Кармела приехала из порта в наемном рыдване, и он тут же укатил, бросив ее у порога — потерянную, одинокую, в суконном плохо сшитом платье, со шкатулкой в руках, где были родовые грамоты и купчая на дом. Она робко вошла в высокие стрельчатые двери. Кто-то испуганно крикнул:
— Опоздали!
И все, кто был там, застыли, а к девушке шагнула строгая стареющая женщина в белом чепце и глухом черном платье и сказала, что она домоправительница Тереса Овьедо. А потом Кармела стояла навиду у всех, ошеломленно воспринимая почтительные поклоны и непочтительные смешки слуг, пока Тереса не прикрикнула на них. В зале пахло вердийскими соснами, и нельзя было сдержать слез. Тогда Кармела уронила шкатулку и присела поднять ее, уткнувшись лицом в подол. Она была дома.
Утро начиналось с тонкого стеклянного звона клавесина и солнца, упавшего на оранжевого нарисованного на фонарике дракона. Ветер развевал белые занавески на распахнутом окне, резные виноградные листья просились в комнату. По плетям винограда и по фигурным деревянным решеткам, обводящим дом, спускалась по ночам Кармела, если было надо, и с рукастым рыжим Венсаном или темноглазым молчуном Микеле шла в порт. Приходили «Марисоль» и «Сан-Микеле», привозили товары, вести с «Грозного». Кармела отправлялась на склады, улаживала дела с купцами, иногда выходила со знакомыми рыбаками на ночной лов, а дом надежно охранял ее тайны.
Седой аристократ Висенте, как и при Юджине, остававшийся помощником капитана, все еще сердился за то, что Кармела, никого не спросив, отдала свою долю добычи "этому мальчишке-дворянчику с Гаэты", а потом еще решила надолго поселиться в Ите, бросая фрегат.

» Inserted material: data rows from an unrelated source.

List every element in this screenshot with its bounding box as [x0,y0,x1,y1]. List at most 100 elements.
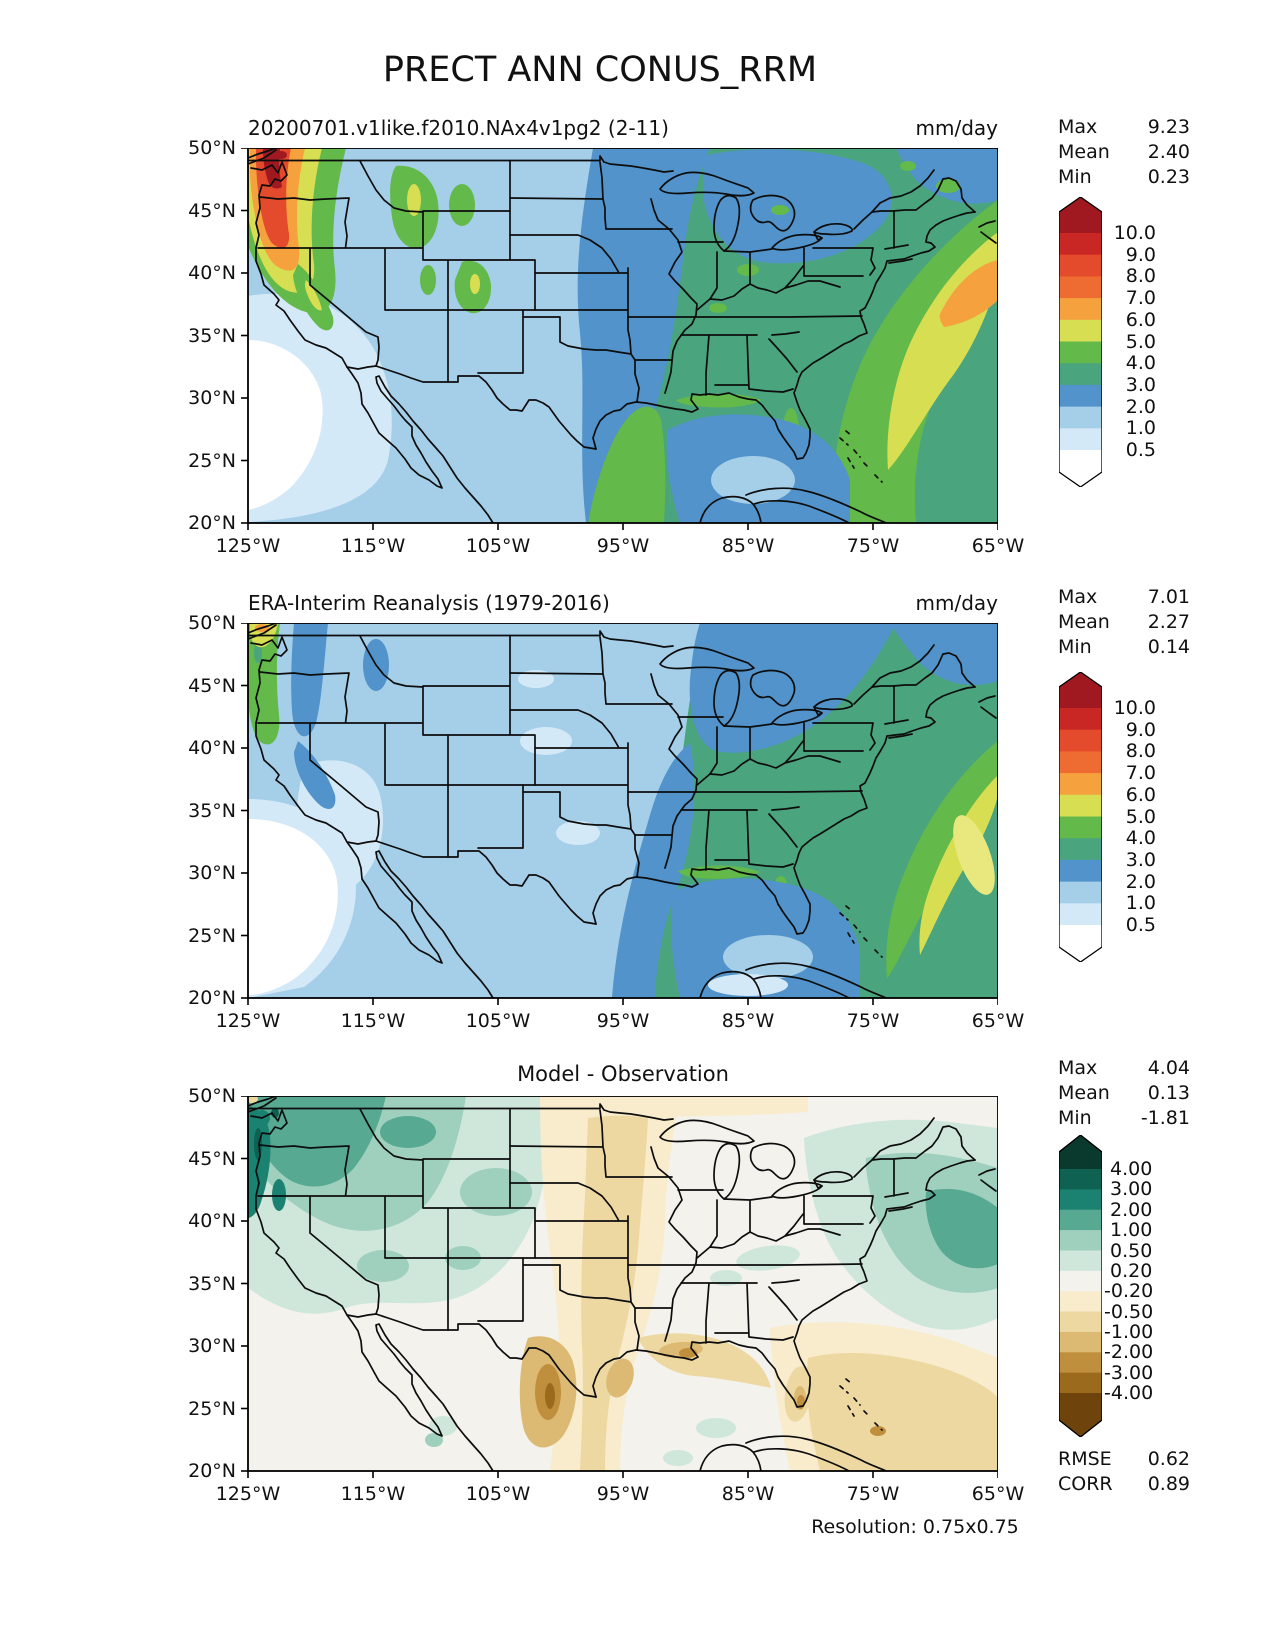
colorbar-tick-label: -3.00 [1104,1362,1154,1384]
x-tick-label: 105°W [465,1483,531,1505]
x-tick-label: 125°W [215,535,281,557]
colorbar-tick-label: 1.00 [1110,1219,1153,1241]
x-tick-label: 95°W [596,1483,650,1505]
rmse-label: RMSE [1058,1448,1112,1470]
colorbar-tick-label: 7.0 [1125,287,1156,309]
colorbar-tick-label: 4.0 [1125,352,1156,374]
colorbar-tick-label: -1.00 [1104,1321,1154,1343]
panel2-title: ERA-Interim Reanalysis (1979-2016) [248,591,610,615]
colorbar-tick-label: 2.0 [1125,396,1156,418]
colorbar-tick-label: 0.20 [1110,1260,1153,1282]
colorbar-tick-label: 2.0 [1125,871,1156,893]
corr-label: CORR [1058,1473,1113,1495]
y-tick-label: 35°N [188,800,236,822]
panel2-map [241,623,998,1005]
x-tick-label: 75°W [846,1483,900,1505]
colorbar-tick-label: 9.0 [1125,244,1156,266]
y-tick-label: 20°N [188,987,236,1009]
y-tick-label: 40°N [188,737,236,759]
colorbar-tick-label: 2.00 [1110,1199,1153,1221]
panel1-map [241,148,998,530]
y-tick-label: 45°N [188,200,236,222]
colorbar-tick-label: 6.0 [1125,309,1156,331]
y-tick-label: 30°N [188,862,236,884]
colorbar-tick-label: 5.0 [1125,806,1156,828]
y-tick-label: 25°N [188,1398,236,1420]
x-tick-label: 125°W [215,1010,281,1032]
y-tick-label: 25°N [188,450,236,472]
panel3-map [241,1096,998,1478]
colorbar-tick-label: -0.50 [1104,1301,1154,1323]
colorbar-tick-label: -0.20 [1104,1280,1154,1302]
y-tick-label: 45°N [188,1148,236,1170]
colorbar-tick-label: 6.0 [1125,784,1156,806]
y-tick-label: 20°N [188,1460,236,1482]
panel2-stat-max-label: Max [1058,586,1098,608]
y-tick-label: 30°N [188,1335,236,1357]
panel3-stat-max-label: Max [1058,1057,1098,1079]
y-tick-label: 50°N [188,612,236,634]
panel2-stat-max-value: 7.01 [1147,586,1190,608]
y-tick-label: 45°N [188,675,236,697]
y-tick-label: 40°N [188,262,236,284]
panel2-stat-min-label: Min [1058,636,1092,658]
corr-value: 0.89 [1147,1473,1190,1495]
x-tick-label: 95°W [596,1010,650,1032]
x-tick-label: 105°W [465,1010,531,1032]
y-tick-label: 50°N [188,137,236,159]
x-tick-label: 115°W [340,1483,406,1505]
y-tick-label: 35°N [188,1273,236,1295]
panel2-colorbar [1059,672,1102,962]
colorbar-tick-label: 10.0 [1113,697,1156,719]
colorbar-tick-label: 0.5 [1125,914,1156,936]
panel1-units: mm/day [915,116,999,140]
x-tick-label: 125°W [215,1483,281,1505]
x-tick-label: 75°W [846,1010,900,1032]
x-tick-label: 105°W [465,535,531,557]
panel2-units: mm/day [915,591,999,615]
panel3-title: Model - Observation [517,1062,729,1086]
x-tick-label: 115°W [340,535,406,557]
panel2-stat-min-value: 0.14 [1147,636,1190,658]
panel3-colorbar [1059,1135,1102,1437]
x-tick-label: 85°W [721,1483,775,1505]
x-tick-label: 65°W [971,1010,1025,1032]
colorbar-tick-label: -4.00 [1104,1382,1154,1404]
colorbar-tick-label: 5.0 [1125,331,1156,353]
colorbar-tick-label: 7.0 [1125,762,1156,784]
colorbar-tick-label: 4.00 [1110,1158,1153,1180]
y-tick-label: 30°N [188,387,236,409]
resolution-note: Resolution: 0.75x0.75 [811,1516,1019,1538]
panel1-stat-min-label: Min [1058,166,1092,188]
panel1-stat-mean-label: Mean [1058,141,1110,163]
colorbar-tick-label: 4.0 [1125,827,1156,849]
panel1-stat-max-label: Max [1058,116,1098,138]
y-tick-label: 20°N [188,512,236,534]
colorbar-tick-label: 3.0 [1125,374,1156,396]
x-tick-label: 65°W [971,535,1025,557]
x-tick-label: 85°W [721,535,775,557]
x-tick-label: 85°W [721,1010,775,1032]
x-tick-label: 75°W [846,535,900,557]
y-tick-label: 35°N [188,325,236,347]
panel3-stat-mean-label: Mean [1058,1082,1110,1104]
figure-title: PRECT ANN CONUS_RRM [382,50,818,90]
colorbar-tick-label: 3.0 [1125,849,1156,871]
panel3-stat-mean-value: 0.13 [1147,1082,1190,1104]
panel2-stat-mean-label: Mean [1058,611,1110,633]
panel3-stat-max-value: 4.04 [1147,1057,1190,1079]
colorbar-tick-label: 0.50 [1110,1240,1153,1262]
colorbar-tick-label: 1.0 [1125,417,1156,439]
colorbar-tick-label: -2.00 [1104,1341,1154,1363]
colorbar-tick-label: 1.0 [1125,892,1156,914]
colorbar-tick-label: 8.0 [1125,740,1156,762]
panel3-stat-min-label: Min [1058,1107,1092,1129]
colorbar-tick-label: 9.0 [1125,719,1156,741]
panel1-stat-mean-value: 2.40 [1147,141,1190,163]
y-tick-label: 50°N [188,1085,236,1107]
panel1-stat-max-value: 9.23 [1147,116,1190,138]
y-tick-label: 40°N [188,1210,236,1232]
rmse-value: 0.62 [1147,1448,1190,1470]
colorbar-tick-label: 10.0 [1113,222,1156,244]
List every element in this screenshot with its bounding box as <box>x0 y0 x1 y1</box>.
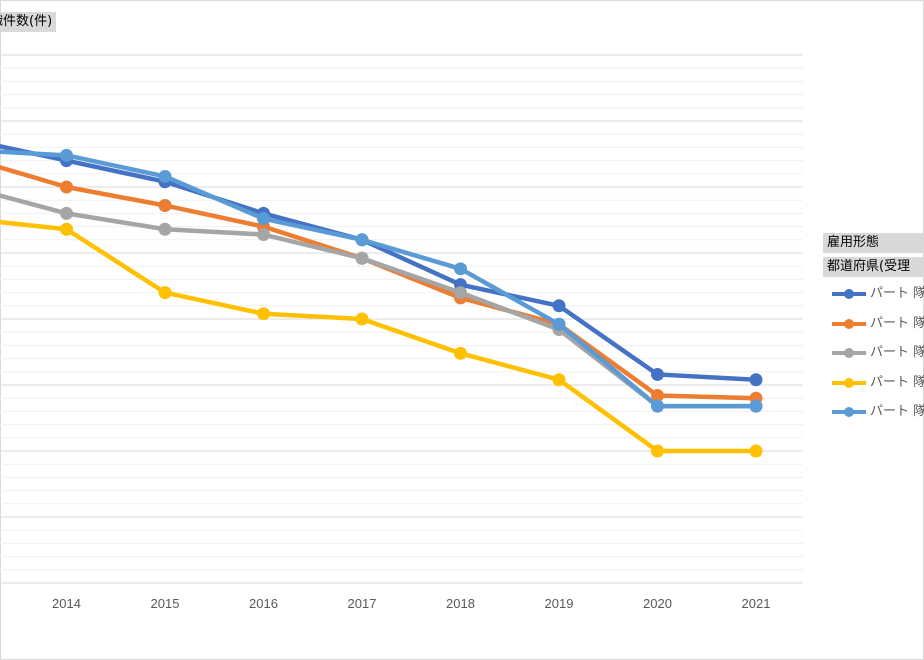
data-point[interactable] <box>158 286 172 300</box>
legend-label: パート 隊 <box>870 345 924 360</box>
legend-item[interactable]: パート 隊 <box>830 402 924 422</box>
legend-item[interactable]: パート 隊 <box>830 373 924 393</box>
data-point[interactable] <box>454 262 467 276</box>
legend-dot-swatch <box>844 348 854 358</box>
data-point[interactable] <box>60 222 73 236</box>
x-tick-label: 2015 <box>151 596 180 611</box>
data-point[interactable] <box>60 148 73 162</box>
data-point[interactable] <box>749 373 763 387</box>
x-tick-label: 2021 <box>742 596 771 611</box>
data-point[interactable] <box>257 307 270 321</box>
data-point[interactable] <box>60 180 73 194</box>
x-tick-label: 2016 <box>249 596 278 611</box>
data-point[interactable] <box>158 169 172 183</box>
legend-field-button-employment-type[interactable]: 雇用形態 <box>823 233 924 253</box>
legend-marker-icon <box>832 318 866 329</box>
data-point[interactable] <box>355 312 369 326</box>
series-layer <box>0 144 763 458</box>
legend-item[interactable]: パート 隊 <box>830 284 924 304</box>
series-5[interactable] <box>0 144 763 413</box>
data-point[interactable] <box>158 198 172 212</box>
data-point[interactable] <box>651 367 664 381</box>
legend-dot-swatch <box>844 377 854 388</box>
legend-dot-swatch <box>844 407 854 417</box>
data-point[interactable] <box>749 444 763 458</box>
series-line[interactable] <box>0 149 759 409</box>
legend-marker-icon <box>832 407 866 417</box>
data-point[interactable] <box>60 206 73 220</box>
data-point[interactable] <box>355 251 369 265</box>
x-tick-label: 2017 <box>348 596 377 611</box>
legend-field-button-prefecture[interactable]: 都道府県(受理 <box>823 257 924 277</box>
data-point[interactable] <box>651 399 664 413</box>
legend-label: パート 隊 <box>870 286 924 301</box>
x-tick-label: 2018 <box>446 596 475 611</box>
legend-label: パート 隊 <box>870 315 924 331</box>
legend-marker-icon <box>832 377 866 388</box>
x-axis-tick-labels: 2014 2015 2016 2017 2018 2019 2020 2021 <box>52 596 770 611</box>
data-point[interactable] <box>454 286 467 300</box>
data-point[interactable] <box>158 222 172 236</box>
value-field-button[interactable]: 織件数(件) <box>0 12 57 32</box>
legend-dot-swatch <box>844 289 854 299</box>
legend-label: パート 隊 <box>870 374 924 390</box>
legend-marker-icon <box>832 289 866 299</box>
gridlines <box>0 54 803 584</box>
data-point[interactable] <box>651 444 664 458</box>
series-line[interactable] <box>0 187 759 409</box>
data-point[interactable] <box>257 228 270 242</box>
data-point[interactable] <box>651 389 664 403</box>
x-tick-label: 2019 <box>545 596 574 611</box>
data-point[interactable] <box>552 299 566 313</box>
legend-item[interactable]: パート 隊 <box>830 314 924 334</box>
legend-label: パート 隊 <box>870 404 924 419</box>
data-point[interactable] <box>552 373 566 387</box>
x-tick-label: 2020 <box>643 596 672 611</box>
series-3[interactable] <box>0 181 763 413</box>
series-line[interactable] <box>0 219 759 454</box>
data-point[interactable] <box>749 399 763 413</box>
x-tick-label: 2014 <box>52 596 81 611</box>
legend-dot-swatch <box>844 318 854 329</box>
data-point[interactable] <box>355 233 369 247</box>
data-point[interactable] <box>257 212 270 226</box>
data-point[interactable] <box>552 317 566 331</box>
legend-item[interactable]: パート 隊 <box>830 343 924 363</box>
legend-marker-icon <box>832 348 866 358</box>
data-point[interactable] <box>454 346 467 360</box>
series-4[interactable] <box>0 212 763 458</box>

— Из тебя никогда не выйдет хорошего капитана.
Кармела, пунцовая от шеи до лба, прикусила полные губы.
— Девчонка… — цедил он, — девчонка.
А потом бросил на стол тяжелую деревянную шкатулку и с треском открыл ее. Внутри было два или три пожелтевших свитка и сапфировый, по краям обсыпанный мелкими бриллиантами крест на вылинявшей голубой с черным ленте.
— Что это? — спросила Кармела, преодолевая обиду.
— Свидетельство о рождении и баронская грамота, — ответил с сухим смешком Висенте. — Это одной девчонки из Йокасла. Только ей больше не нужно. Она умерла десять лет назад.
Кармела медленно развернула свиток. Из него с шорохом просыпалась цепочка с восковой окаменевшей печатью на конце. Меч и крест — знак Республики. В низу свитка была такая же печать и размашистая подпись. Старинного начертания буквы "Сим удостоверяется… высокородной Анхеле Торрес…", а над текстом — черный с золотом герб — лев с птичьей головой и надпись «Верный».